Anyone keen for another meet(piss)up at the Cock n' Bull one night next week?

What day works best for people?


----------



## jlm (26/2/13)

Earlier in the week would suit me better but I could make any day work


----------



## Spork (26/2/13)

subscribed...


----------



## paddy2 (26/2/13)

Tuesday or wednesday would suit me. What time are we looking at?


----------



## probablynathan (26/2/13)

How about Tuesday at 7:00?


----------



## jlm (27/2/13)

Tuesday's good for me.


----------



## paddy2 (27/2/13)

Tuesday @ 7 is fine


----------



## probablynathan (27/2/13)

Table booked for Tuesday the 5th at 7pm. I have requested a table upstairs. 
See you there.


----------



## jlm (4/3/13)

I'm looking a little doubtful at the moment.....Work is pretty full on this week.

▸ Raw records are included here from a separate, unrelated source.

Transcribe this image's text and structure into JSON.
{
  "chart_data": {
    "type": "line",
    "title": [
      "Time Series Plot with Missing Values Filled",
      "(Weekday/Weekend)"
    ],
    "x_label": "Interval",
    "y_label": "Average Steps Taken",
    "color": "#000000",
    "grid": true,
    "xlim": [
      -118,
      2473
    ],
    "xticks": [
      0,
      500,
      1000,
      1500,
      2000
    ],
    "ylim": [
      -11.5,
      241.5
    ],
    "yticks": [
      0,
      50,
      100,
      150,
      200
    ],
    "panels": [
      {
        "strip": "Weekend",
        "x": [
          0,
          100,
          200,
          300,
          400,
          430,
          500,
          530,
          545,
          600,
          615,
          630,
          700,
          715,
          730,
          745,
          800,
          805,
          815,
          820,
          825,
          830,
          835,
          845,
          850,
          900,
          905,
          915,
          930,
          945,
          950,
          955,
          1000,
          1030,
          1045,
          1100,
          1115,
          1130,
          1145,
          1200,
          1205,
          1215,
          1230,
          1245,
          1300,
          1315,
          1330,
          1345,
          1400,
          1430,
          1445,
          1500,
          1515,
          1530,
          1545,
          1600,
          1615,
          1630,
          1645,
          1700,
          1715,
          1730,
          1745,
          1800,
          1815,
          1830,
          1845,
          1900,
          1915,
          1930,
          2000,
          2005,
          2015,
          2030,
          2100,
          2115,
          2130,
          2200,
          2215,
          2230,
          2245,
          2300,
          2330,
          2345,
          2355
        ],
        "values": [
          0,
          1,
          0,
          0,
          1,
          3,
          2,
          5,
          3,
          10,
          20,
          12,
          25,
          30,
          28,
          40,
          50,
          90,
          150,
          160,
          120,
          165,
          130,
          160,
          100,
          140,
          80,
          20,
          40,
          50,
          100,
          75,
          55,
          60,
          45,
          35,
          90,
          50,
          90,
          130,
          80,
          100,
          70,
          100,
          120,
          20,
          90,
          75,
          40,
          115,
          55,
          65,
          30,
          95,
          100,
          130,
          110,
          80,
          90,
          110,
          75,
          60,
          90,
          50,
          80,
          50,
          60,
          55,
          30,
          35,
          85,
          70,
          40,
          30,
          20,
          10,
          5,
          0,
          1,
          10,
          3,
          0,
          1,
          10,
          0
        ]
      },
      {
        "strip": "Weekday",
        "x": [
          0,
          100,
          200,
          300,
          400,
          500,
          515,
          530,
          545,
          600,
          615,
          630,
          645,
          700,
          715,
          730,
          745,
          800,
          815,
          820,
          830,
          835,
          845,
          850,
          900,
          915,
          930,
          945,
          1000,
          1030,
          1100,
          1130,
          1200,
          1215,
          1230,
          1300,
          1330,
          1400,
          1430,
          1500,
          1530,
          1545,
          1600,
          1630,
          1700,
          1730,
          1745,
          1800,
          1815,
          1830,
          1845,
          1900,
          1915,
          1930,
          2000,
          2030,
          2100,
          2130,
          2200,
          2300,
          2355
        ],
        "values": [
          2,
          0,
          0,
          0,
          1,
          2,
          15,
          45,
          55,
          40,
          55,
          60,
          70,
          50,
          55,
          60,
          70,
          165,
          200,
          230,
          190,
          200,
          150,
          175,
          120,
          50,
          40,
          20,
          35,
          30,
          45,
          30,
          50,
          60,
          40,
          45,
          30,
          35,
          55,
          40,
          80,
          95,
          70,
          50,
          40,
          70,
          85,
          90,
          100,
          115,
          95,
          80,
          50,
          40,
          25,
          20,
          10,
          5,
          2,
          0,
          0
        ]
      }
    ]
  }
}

Although if I finish as late as I did tonight I'll stop in for a quick one (currently sitting in the Brisbane st car park waiting for a pizza which my wife had to order and pay for over the phone as my wallet has gone AWOL, while drinking a beer from the six pack I got on tick from crown cellars. Oddly enough I'm not the only drinking in their car.).


----------



## dago001 (4/3/13)

Sorry blokes, cant make it. Youngest daughter is 18 tomorrow. Beer and Pizza for lunch for us, so no driving after that. Feel free to discuss any conspiracy theories aganst NW brewers in my abscence.
Hope you have a good night.
Cheers
LagerBomb


----------



## DanteHicks (23/4/13)

Lets schedule another one of these, perhaps the weekend of the 25th May?


----------



## probablynathan (22/2/14)

Any one keen for another meetup to discuss club activities for the year and maybe running a winter competition?
I was thinking Sunday 9th of March at St John Craft beer bar in Launceston.

Any thoughts?


----------



## Kudzu (23/2/14)

I'm keen, 9th is ok with me.


----------



## Not For Horses (24/2/14)

I'm there!


----------



## probablynathan (25/2/14)

What time works for people? 3pm?

Hopefully we can get a few people to come along.


----------



## probablynathan (4/3/14)

Not a lot of interest in this so far? would it be better if the meet up was not on the long weekend?


----------



## Not For Horses (4/3/14)

Ahh actually yeah.
Just remembered I won't be in Launnie for the weekend.
By all means have beers without me though!


----------



## paddy2 (4/3/14)

I can't make it for this weekend because I will be away. Also away on the 16th and the 22th. 
Cheers,
Paddy


----------



## probablynathan (6/3/14)

Ok It looks like the 9th isn’t the best day for a meet up so I think we should postpone to a later date when we can get a few more people along.


----------



## Kudzu (7/3/14)

I concur, made other plans now anyway. Thanks for trying.


----------